Son zamanlarda Türkiye ile Batı’nın arasını açan olaylar dizisine şimdi de NATO ile patlak veren kriz eklenmiş durumda...
Norveç’te düzenlenen NATO dijital tatbikatında Atatürk’ün ve Cumhurbaşkanı Erdoğan’ın düşman ülke liderleri olarak gösterilmesi, Türkiye’de haklı bir infial yarattı. Ankara derhal askerlerini bu tatbikattan çekmekle karşılık verdi. Türk siyasi liderleri tepkilerini sert bir dille ifade etti...
NATO Genel Sekreteri başta olmak üzere ittifakın önderleri bu olanlardan dolayı özür dilediler. Bu skandalın sorumlusu olan iki askeri personelin görevine son verildi ve gereken soruşturma açıldı...

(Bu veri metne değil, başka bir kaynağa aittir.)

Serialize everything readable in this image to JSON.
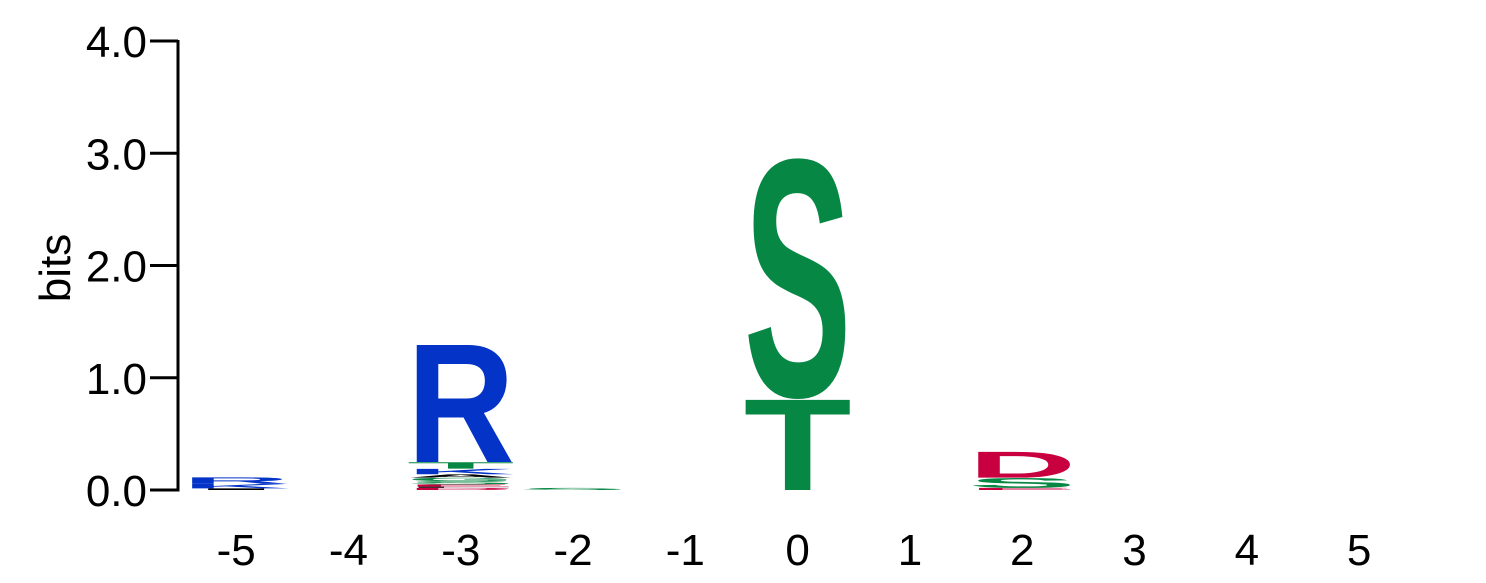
{
  "chart_data": {
    "type": "sequence-logo",
    "title": "",
    "xlabel": "",
    "ylabel": "bits",
    "ylim": [
      0,
      4.0
    ],
    "y_ticks": [
      "0.0",
      "1.0",
      "2.0",
      "3.0",
      "4.0"
    ],
    "positions": [
      "-5",
      "-4",
      "-3",
      "-2",
      "-1",
      "0",
      "1",
      "2",
      "3",
      "4",
      "5"
    ],
    "columns": [
      {
        "position": "-5",
        "stack": [
          {
            "letter": "I",
            "bits": 0.015,
            "color": "#000000"
          },
          {
            "letter": "K",
            "bits": 0.04,
            "color": "#0433c8"
          },
          {
            "letter": "R",
            "bits": 0.06,
            "color": "#0433c8"
          }
        ]
      },
      {
        "position": "-4",
        "stack": []
      },
      {
        "position": "-3",
        "stack": [
          {
            "letter": "D",
            "bits": 0.02,
            "color": "#c8003f"
          },
          {
            "letter": "L",
            "bits": 0.01,
            "color": "#000000"
          },
          {
            "letter": "E",
            "bits": 0.02,
            "color": "#c8003f"
          },
          {
            "letter": "S",
            "bits": 0.03,
            "color": "#078744"
          },
          {
            "letter": "G",
            "bits": 0.03,
            "color": "#078744"
          },
          {
            "letter": "A",
            "bits": 0.03,
            "color": "#000000"
          },
          {
            "letter": "K",
            "bits": 0.05,
            "color": "#0433c8"
          },
          {
            "letter": "T",
            "bits": 0.06,
            "color": "#078744"
          },
          {
            "letter": "R",
            "bits": 1.09,
            "color": "#0433c8"
          }
        ]
      },
      {
        "position": "-2",
        "stack": [
          {
            "letter": "S",
            "bits": 0.02,
            "color": "#078744"
          }
        ]
      },
      {
        "position": "-1",
        "stack": []
      },
      {
        "position": "0",
        "stack": [
          {
            "letter": "T",
            "bits": 0.84,
            "color": "#078744"
          },
          {
            "letter": "S",
            "bits": 2.18,
            "color": "#078744"
          }
        ]
      },
      {
        "position": "1",
        "stack": []
      },
      {
        "position": "2",
        "stack": [
          {
            "letter": "E",
            "bits": 0.02,
            "color": "#c8003f"
          },
          {
            "letter": "S",
            "bits": 0.09,
            "color": "#078744"
          },
          {
            "letter": "D",
            "bits": 0.24,
            "color": "#c8003f"
          }
        ]
      },
      {
        "position": "3",
        "stack": []
      },
      {
        "position": "4",
        "stack": []
      },
      {
        "position": "5",
        "stack": []
      }
    ]
  }
}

Türkiye açısından mesele kapanmış değil. Ankara bu olayın perde gerisini de ortaya çıkartacak tatbikatın derinleştirilmesi ve tüm sorumluların cezalandırılması gerektiği mesajını verdi.
Skandalın yarattığı kızgınlık kamuoyuna da yansıyan duygu seli içinde, Türk siyasi çevrelerinden medyaya kadar, NATO müttefikliğinin sorgulanmasına yol
açmış bulunuyor.
Kimin işi?
Kuşkusuz bu olayın NATO ile ciddi bir kriz noktasına gelmesinde, son zamanlarda ABD başta olmak üzere, Batı dünyasıyla çıkan uyuşmazlıkların ve gerginliğin etkisi var. Türkiye’de bütün bu olayları, Batı’nın gelişen ve daha bağımsız hareket etmeye başlayan Türkiye’yi zayıflatmaya yönelik bir oyunun parçası olarak görmek eğilimi oldukça yaygın...
Aslında Norveç’teki NATO dijital “savaş oyunu”nda sergilenen çirkin sahnenin “bireysel” bir eylem olduğu, bunu yapanların da Türkiye’yi gözden düşürmek amacını güttüğü anlaşılıyor.
Genelkurmay Başkanı Org. Hulusi Akar’ın bu konuyla ilgili değerlendirmesi aydınlatıcıdır. Onun deyişiyle, bu olayın “müttefikliğimizi baltalamasına izin vermemeliyiz”... Bunun bireysel bir eylem olduğunu belirten Org. Akar, FETÖ ile ilişkili de olabileceğini ifade etti...
Bu durumda bu skandalın iç yüzünün bir an önce ortaya çıkarılmasını beklemek gerekir.
Kuşkusuz, bu öncelikle NATO’ya düşen bir sorumluluktur.
Bu arada Türkiye’nin gösterdiği tepkiden sonra olaya daha soğukkanlı ve akılcı bir şekilde yaklaşmasında yarar vardır.
Amaç ne?
Bu oyuna girişenlerin Türkiye’nin Batı ile arasını açmayı ve hatta NATO’dan koparmayı amaçlamış olabileceğini unutmamalı ve dolayısıyla böyle bir tuzağa düşmemeye de özen gösterilmelidir.
Bu olayın aynı zamanda Türkiye’de duygusal ve popülist demeçlerle Batı’ya bir süreden beri zaten düşman gözüyle bakan çevreleri daha da tahrik ettiğini dikkate almak gerekir.
Nitekim şimdi son olaya tepki gösteren kesimden, bu ittifaktan çekilme çağrılarının geldiği görülüyor.
İktidarın böyle bir niyetinin olduğuna dair bir işaret yok. Türk dış politikasında böyle keskin bir virajın ülke çıkarlarına uygun olup olmadığını doğru değerlendirmek için daha sakin bir havaya ihtiyaç var.